Jay Carney went to work assembling the White House press corps for a special announcement. He and his staff started contacting reporters, mostly by e-mail. He told them, one after another, “Look, you’ll want to be here, but I can’t tell you why.” Most guessed that Muammar Gaddafi had been killed—one of the Libyan dictator’s sons had been killed the day before. No one guessed bin Laden.
But the news did break out. Twitter users from Abbottabad had been buzzing for hours about helicopters and strange explosions. A Pakistani computer technician named Sohaib Athar filed a report just as the SEAL choppers arrived over the compound, writing “Helicopter is hovering over Abbottabad at 1 a.m. (is a rare event).” Minutes later he reported a loud bang that shook the windows where he was staying nearby.
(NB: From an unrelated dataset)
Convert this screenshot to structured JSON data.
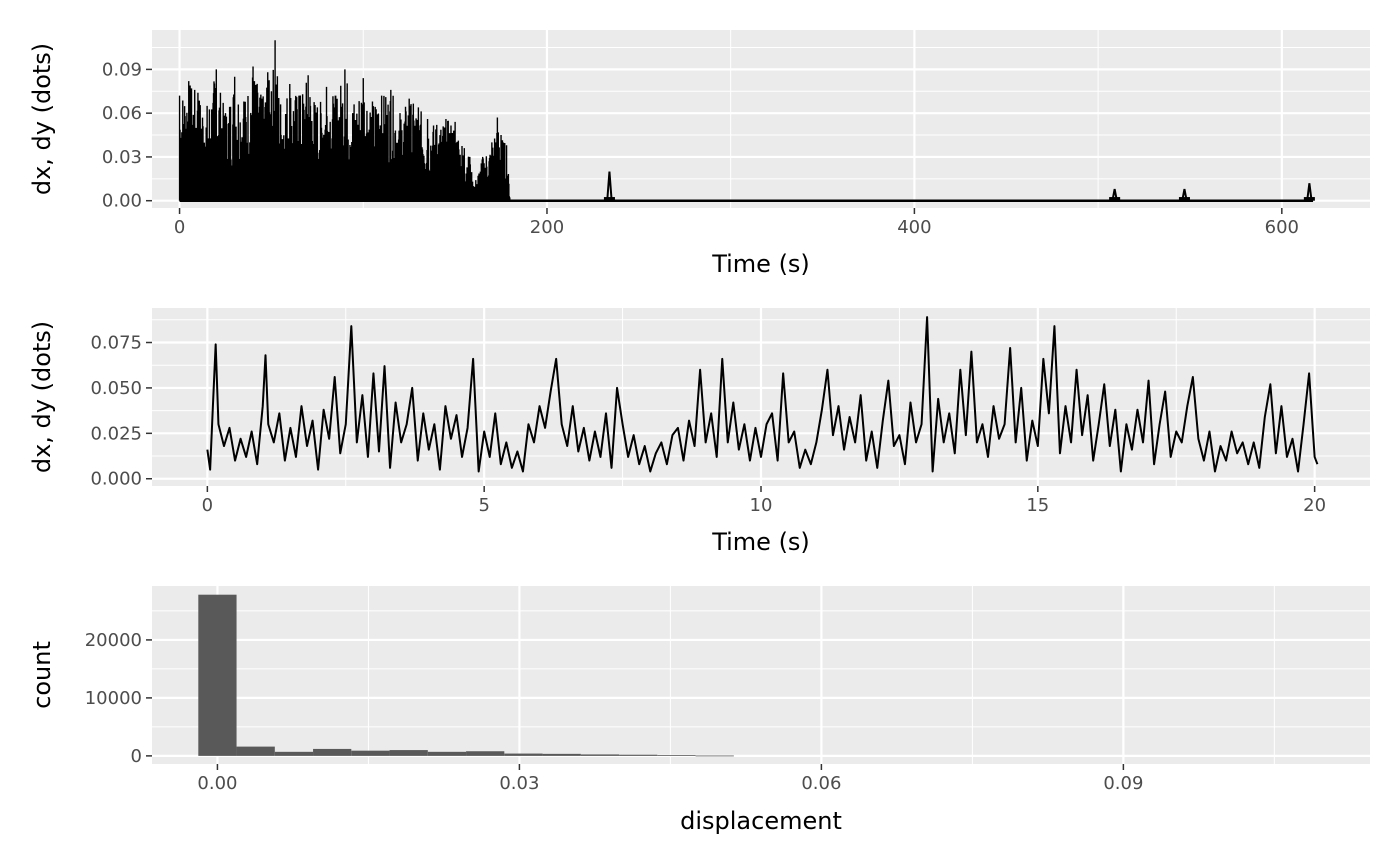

There were other reports like this, but no one knew exactly what had happened until Keith Urbahn, a former chief of staff to Bush Defense Secretary Donald Rumsfeld, tweeted:
“So I’m told by a reputable person they have killed Osama bin Laden. Hot damn.” Urbahn quickly followed with, “Don’t know if it’s true, but let’s pray it is.” This was an hour before Obama appeared in the East Room to make the announcement, and the news was quickly everywhere.
In the White House, Carney was alerted to ESPN’s
Sunday Night
Baseball
broadcast of a game between the Phillies and the Mets in Philadelphia’s Citizens Bank Park. The sellout crowd was chanting, “USA! USA! USA!” It was 10:45 p.m. The game announcers interrupted to deliver the news that there were reports that bin Laden had been killed.
Still, as Obama had predicted, it would not be true until the United States confirmed it. So he sat behind his desk in the Oval Office making last-minute changes to the speech Rhodes had drafted, and then he walked over to the East Room to give it. There were already crowds across the street in Lafayette Square celebrating and chanting “USA! USA! USA!”
It was 11:35 p.m. when the president appeared on television striding up the red carpet toward a podium, and began: “Good evening. Tonight, I can report to the American people and to the world that the United States has conducted an operation that killed Osama bin Laden, the leader of al Qaeda, and a terrorist who is responsible for the murder of thousands of innocent men, women, and children.”